October 3, 2024
China-South Korea competition grows in Vietnam

A Vietnamese delegation’s visit to China last week has underscored increasingly close economic ties between the territorial rivals, which analysts say is posing a challenge to the dominance of South Korean investment in Vietnam.

Vietnam’s National Assembly Chairman Vuong Dinh Hue led the high-level delegation from April 7 to 12 and met with Chinese President Xi Jinping.

Hue proposed the two countries create a new push for trade development and “connect Vietnam to China’s large development strategies.”

He also met with the heads of many large Chinese companies that want to participate in Vietnam’s infrastructure construction.

China is Vietnam’s largest trade partner and on the way to becoming its biggest foreign direct investor.

A representative of the Korea Chamber of Commerce and Industry, or KCCI, in Vietnam last week told Nikkei Asia that Chinese companies are pushing back South Korean firms as China steps up investment in Vietnam.

“Looking at the cumulative amount of investment in Vietnam since 1988, South Korea ranks first with $85.8 billion, ahead of Singapore and Japan. However, in recent years, Korea has been in a neck-to-neck competition with China,” Kim Hyong-mo told the Japan-based Asia news magazine.

More current figures provided by Vietnam’s Ministry of Planning and Investment put South Korean foreign direct investment since 1988 at $87 billion, accounting for more than 18% of the total, followed by Singapore at $76 billion, Japan, Taiwan and Hong Kong.

But in 2023, South Korea ranked fifth after Singapore, Japan, Hong Kong and China, which led in terms of newly registered projects.

According to Joeffrey Maddatu Calimag, an assistant professor at the Department of Global Business Management at Kyungsung University in Busan, South Korea, competition between South Korean and Chinese companies is increasingly fierce.

“South Korean conglomerates like Samsung Electronics Limited have notably ramped up or increased their investment or R&D spending to counter the investments of China’s in terms of this sector, the mobile technology,” he told VOA.

“And Chinese companies have demonstrated impressive R&D growth, which can heighten the competition for South Korean firms in Vietnam. These combined with China’s technological advancements, presents a formidable challenge to South Korean companies operating in the region,” he said.

South Korea’s Samsung is by far the largest single foreign investor in Vietnam.

Vietnam’s Hanoi Times newspaper reports Samsung invested more than $1 billion in Vietnam in 2023, for a total of more than $22 billion, and is expected to invest a further $1 billion per year.

South Korean lens module manufacturer LG Innotek announced last year that it would invest an additional $1 billion in capital in Haiphong City, bringing the company’s total investment in Vietnam to more than $2 billion.

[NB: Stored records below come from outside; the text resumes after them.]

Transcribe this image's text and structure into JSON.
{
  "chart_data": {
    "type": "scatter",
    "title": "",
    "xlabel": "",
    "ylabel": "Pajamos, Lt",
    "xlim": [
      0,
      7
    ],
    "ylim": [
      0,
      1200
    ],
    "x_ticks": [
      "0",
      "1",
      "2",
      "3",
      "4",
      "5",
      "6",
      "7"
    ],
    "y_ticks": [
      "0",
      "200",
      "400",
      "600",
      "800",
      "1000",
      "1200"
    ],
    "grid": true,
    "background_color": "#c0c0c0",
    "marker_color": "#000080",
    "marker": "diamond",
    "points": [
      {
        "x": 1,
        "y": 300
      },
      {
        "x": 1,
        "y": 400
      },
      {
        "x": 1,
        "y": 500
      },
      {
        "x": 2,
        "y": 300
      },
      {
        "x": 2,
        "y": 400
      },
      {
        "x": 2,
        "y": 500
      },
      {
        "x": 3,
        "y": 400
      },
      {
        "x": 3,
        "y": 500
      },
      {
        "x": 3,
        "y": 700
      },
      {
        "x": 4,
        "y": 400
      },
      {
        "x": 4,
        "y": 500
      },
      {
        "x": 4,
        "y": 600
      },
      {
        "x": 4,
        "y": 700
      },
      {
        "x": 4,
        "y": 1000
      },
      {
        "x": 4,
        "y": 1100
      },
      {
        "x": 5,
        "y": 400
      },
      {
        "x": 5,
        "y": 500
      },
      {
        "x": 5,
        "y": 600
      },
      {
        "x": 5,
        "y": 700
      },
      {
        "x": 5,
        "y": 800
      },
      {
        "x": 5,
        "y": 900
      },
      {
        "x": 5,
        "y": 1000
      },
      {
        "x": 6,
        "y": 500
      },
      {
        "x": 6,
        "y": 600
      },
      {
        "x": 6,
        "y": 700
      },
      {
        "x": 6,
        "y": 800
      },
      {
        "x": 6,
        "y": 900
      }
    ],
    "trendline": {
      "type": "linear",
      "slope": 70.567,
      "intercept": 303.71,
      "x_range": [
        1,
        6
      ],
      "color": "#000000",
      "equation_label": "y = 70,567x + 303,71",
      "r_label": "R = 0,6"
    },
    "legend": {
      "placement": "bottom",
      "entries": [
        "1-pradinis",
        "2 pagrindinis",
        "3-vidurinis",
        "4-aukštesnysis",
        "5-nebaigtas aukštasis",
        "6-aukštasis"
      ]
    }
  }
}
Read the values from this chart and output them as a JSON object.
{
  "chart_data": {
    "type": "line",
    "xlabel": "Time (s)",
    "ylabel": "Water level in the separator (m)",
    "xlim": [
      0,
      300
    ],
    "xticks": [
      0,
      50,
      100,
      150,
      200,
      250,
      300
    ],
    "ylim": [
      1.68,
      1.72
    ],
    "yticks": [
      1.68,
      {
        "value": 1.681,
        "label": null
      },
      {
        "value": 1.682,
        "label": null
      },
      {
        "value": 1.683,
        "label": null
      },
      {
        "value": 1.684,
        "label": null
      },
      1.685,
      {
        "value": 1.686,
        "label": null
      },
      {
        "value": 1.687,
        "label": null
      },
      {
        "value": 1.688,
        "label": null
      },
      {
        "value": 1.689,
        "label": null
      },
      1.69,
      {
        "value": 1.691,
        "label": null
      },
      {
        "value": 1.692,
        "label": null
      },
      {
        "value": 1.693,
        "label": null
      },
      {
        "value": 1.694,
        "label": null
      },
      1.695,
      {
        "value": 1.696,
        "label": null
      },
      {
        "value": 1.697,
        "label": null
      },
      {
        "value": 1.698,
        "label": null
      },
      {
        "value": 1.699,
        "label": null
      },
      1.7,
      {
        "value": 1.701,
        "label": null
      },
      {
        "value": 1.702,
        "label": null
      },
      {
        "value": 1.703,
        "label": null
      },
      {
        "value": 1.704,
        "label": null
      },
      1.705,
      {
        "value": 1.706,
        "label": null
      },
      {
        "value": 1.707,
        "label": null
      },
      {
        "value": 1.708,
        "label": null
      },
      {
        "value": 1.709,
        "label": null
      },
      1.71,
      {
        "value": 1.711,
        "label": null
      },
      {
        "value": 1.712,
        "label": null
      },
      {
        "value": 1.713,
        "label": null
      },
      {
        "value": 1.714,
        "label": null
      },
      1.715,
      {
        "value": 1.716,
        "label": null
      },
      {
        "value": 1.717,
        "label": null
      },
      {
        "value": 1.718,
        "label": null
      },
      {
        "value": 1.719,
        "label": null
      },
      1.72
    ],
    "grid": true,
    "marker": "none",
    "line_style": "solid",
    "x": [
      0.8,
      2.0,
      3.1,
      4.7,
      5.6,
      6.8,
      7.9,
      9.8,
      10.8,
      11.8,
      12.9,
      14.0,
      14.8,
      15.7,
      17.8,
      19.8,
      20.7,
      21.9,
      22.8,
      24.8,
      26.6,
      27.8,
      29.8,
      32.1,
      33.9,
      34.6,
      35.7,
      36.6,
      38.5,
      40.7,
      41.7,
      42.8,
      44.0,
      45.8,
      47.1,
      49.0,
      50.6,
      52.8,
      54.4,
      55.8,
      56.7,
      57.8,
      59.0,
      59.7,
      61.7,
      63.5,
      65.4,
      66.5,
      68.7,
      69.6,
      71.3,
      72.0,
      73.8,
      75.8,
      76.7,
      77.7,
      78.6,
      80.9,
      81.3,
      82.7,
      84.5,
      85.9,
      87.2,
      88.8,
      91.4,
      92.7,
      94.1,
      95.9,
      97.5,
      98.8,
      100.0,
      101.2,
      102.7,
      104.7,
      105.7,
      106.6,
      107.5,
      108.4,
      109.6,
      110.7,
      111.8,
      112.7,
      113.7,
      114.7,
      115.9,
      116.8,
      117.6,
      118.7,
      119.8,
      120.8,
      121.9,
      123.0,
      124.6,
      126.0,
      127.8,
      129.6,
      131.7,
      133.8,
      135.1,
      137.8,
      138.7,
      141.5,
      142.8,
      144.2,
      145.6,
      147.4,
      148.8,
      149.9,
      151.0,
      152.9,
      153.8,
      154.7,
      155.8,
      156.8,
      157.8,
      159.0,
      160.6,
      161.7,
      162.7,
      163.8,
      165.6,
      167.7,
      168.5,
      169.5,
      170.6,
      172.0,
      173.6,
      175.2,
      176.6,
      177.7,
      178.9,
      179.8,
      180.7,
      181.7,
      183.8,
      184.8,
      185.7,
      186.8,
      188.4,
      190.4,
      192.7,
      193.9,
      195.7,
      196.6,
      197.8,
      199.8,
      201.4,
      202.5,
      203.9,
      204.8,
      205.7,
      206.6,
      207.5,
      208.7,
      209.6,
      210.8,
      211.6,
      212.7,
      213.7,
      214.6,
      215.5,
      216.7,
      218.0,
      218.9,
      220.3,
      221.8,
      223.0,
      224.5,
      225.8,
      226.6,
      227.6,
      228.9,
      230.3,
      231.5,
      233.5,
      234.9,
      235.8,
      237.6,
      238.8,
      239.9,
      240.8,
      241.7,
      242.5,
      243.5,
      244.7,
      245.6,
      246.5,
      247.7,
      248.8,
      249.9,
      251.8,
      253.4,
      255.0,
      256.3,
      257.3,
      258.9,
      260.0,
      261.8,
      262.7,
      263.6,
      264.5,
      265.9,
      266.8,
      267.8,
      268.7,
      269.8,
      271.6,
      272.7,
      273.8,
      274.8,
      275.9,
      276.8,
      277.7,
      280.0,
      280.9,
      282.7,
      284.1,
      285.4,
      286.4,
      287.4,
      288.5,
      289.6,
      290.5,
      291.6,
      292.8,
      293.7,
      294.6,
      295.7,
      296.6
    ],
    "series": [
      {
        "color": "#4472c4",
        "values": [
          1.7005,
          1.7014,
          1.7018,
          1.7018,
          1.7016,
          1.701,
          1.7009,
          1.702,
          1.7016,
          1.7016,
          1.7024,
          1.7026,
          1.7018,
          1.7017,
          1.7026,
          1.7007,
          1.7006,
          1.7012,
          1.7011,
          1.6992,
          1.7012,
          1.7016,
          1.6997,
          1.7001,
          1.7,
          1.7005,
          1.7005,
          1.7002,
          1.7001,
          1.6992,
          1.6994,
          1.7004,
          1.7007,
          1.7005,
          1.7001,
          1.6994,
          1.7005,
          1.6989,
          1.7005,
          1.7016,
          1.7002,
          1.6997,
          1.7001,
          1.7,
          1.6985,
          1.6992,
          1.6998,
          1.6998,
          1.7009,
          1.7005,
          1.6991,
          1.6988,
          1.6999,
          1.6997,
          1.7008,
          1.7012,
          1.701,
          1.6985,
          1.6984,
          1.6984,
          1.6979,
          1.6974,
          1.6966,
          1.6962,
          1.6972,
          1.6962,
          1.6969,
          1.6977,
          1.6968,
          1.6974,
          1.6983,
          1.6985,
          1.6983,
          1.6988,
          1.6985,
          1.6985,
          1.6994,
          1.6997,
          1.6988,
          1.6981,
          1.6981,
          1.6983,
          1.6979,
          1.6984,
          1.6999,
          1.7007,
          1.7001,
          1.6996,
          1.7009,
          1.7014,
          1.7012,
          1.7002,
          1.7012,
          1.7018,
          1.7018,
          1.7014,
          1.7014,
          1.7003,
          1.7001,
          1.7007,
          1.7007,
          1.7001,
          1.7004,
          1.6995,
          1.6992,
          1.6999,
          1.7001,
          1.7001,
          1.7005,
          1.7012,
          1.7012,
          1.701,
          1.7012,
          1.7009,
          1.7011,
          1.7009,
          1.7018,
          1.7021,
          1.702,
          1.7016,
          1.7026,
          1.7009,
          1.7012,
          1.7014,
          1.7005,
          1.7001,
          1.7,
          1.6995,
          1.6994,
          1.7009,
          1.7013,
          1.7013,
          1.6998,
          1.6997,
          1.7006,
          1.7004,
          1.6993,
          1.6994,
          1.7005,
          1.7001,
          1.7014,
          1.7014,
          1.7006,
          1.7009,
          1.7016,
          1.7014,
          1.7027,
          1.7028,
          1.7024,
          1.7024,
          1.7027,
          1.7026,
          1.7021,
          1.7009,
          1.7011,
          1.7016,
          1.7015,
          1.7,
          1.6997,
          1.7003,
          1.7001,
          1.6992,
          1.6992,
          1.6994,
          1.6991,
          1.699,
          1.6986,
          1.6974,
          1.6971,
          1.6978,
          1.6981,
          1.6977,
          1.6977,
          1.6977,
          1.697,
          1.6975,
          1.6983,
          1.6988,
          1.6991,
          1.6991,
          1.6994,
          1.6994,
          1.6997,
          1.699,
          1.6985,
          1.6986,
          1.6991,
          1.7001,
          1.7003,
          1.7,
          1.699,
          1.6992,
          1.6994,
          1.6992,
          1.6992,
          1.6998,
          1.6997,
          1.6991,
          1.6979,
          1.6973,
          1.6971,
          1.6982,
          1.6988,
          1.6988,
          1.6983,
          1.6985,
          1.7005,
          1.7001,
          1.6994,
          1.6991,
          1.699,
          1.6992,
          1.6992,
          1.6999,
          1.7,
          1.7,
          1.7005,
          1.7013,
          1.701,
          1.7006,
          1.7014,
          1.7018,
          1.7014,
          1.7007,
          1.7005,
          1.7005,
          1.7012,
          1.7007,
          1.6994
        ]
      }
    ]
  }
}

But China’s investment is heating up.

Vietnam’s Trade Ministry said this month that Chinese automaker Chery signed a joint venture agreement with a Vietnamese company to build a factory in Vietnam at an investment of $800 million, becoming the first Chinese EV manufacturer in Vietnam. China’s BYD, the world’s largest EV maker, also plans to set up a factory in Vietnam.

Reuters reported in November that Chinese solar panel manufacturer Trina Solar, one of five Chinese solar firms the U.S. says used plants in Southeast Asia to avoid duties on panels made in China, plans to nearly double its investment in Vietnam to almost $900 million.

China-based economist and finance commentator He Jiangbing notes that since U.S.-China trade tensions erupted in 2018, many Chinese companies have invested in Southeast Asia to avoid made-in-China tariffs. He says China’s domestic overcapacity has also forced Chinese companies to accelerate their overseas deployment.

“The focus of Southeast Asia is Vietnam because [China and Vietnam] are geographically closer. Vietnam also has a large population, with more than 100 million people. It also hoards a large part of the industrial chain transferred from mainland China,” He said. “Wherever the industrial chain moves, Chinese companies will follow.”

Nguyen Tri Hieu, a Vietnamese American economist, says Vietnam is politically closer to China, a fellow one-party communist state, than democratic South Korea.

“In Vietnam, there is a saying that the relationship between China and Vietnam is just like the teeth and the lips,” he told VOA. “South Korea is politically more remote. I would say [South] Korea is important but is not in the same position as China.”

But unlike Hanoi, Seoul has no territorial dispute with Beijing that could threaten to upend the relationship.

China’s and Vietnam’s competing claims to areas in the South China Sea have not halted trade and investment but they have at times slowed it down amid clashes and tensions.

Beijing claims most of the South China Sea as its own, putting it in conflict with Brunei, Indonesia, Malaysia, the Philippines, Taiwan and Vietnam.

Adrianna Zhang contributed to this report.